Introduction to this document

Letter to staff following a share purchase

If you buy an existing company by way of a share purchase, you can use our letter to write to all the employees of that company letting them know what has happened.

Letter benefits

When you purchase the shares in a limited company, the employees of that company still have exactly the same employer, as their employer remains the limited company. In law, a limited company is a separate legal entity as distinct from its shareholders. All that’s therefore happened is the company now has new shareholders. As nothing has really changed from an employment perspective, there’s no legal obligation to send the employees our Letter to Staff Following a Share Purchase. However, it’s a good thing to do from an employee relations perspective, plus it may be necessary if there will be changes to employees’ terms of employment as a result of the share sale. This is likely to be the case if the employees participated in group occupational pension or benefit schemes which will no longer be available when the employing company leaves the group of companies that it was a member of.
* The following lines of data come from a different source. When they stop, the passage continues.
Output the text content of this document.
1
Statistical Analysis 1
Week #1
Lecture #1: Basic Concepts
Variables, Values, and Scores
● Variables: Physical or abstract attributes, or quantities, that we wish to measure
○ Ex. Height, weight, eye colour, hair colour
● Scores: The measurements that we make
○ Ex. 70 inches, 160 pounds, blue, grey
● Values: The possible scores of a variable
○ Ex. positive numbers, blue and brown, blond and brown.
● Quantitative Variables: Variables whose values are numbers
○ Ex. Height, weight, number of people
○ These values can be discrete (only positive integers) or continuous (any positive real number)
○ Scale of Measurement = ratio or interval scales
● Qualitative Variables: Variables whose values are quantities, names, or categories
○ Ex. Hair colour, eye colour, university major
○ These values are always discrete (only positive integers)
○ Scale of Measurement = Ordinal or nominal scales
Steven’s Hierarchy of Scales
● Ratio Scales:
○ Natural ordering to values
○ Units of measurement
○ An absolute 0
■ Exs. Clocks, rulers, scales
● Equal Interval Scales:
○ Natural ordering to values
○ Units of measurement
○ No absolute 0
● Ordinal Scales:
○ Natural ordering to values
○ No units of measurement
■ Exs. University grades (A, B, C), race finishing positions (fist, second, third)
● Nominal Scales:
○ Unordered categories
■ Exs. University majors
If these are contractual benefits, make sure you provide alternative schemes which are at least equivalent, to avoid any possible breach of contract and/or constructive dismissal claims. Otherwise, any change to employees’ employment terms will need their express agreement, preferably obtained in writing, i.e. the ordinary employment law principles on changing terms continue to apply.

Letter contents

Our letter is drafted on the basis that it’s to be sent by the company’s new owners following the share purchase, but equally you could amend it so that it’s sent by the company’s old owners before the share sale. It sets out the date of the share purchase and then reassures the employee that their terms of employment remain the same and their period of continuous employment is unbroken. However, theres an optional paragraph you can use if there is to be a change in occupational pension scheme as a result of the share purchase. You can amend this as appropriate to also incorporate any other affected benefit schemes.

Statement of change

S.4 Employment Rights Act 1996 requires that if any of the provisions required to be included in the written statement of employment particulars change, you must give the employee a statement containing particulars of the change at the earliest possible opportunity and, in any event, no later than one month after the change takes effect. As well as including information about pensions and pension schemes, the written statement must include details of any other benefits, including non-contractual ones. Therefore, if any group occupational pension or benefit schemes have changed, or are to change, as a result of the share purchase, you may also want to attach a revised written statement of employment particulars (or employment contract) to the letter, amended to include the relevant pension and/or benefit scheme details, if the letter itself contains insufficient particulars about the change.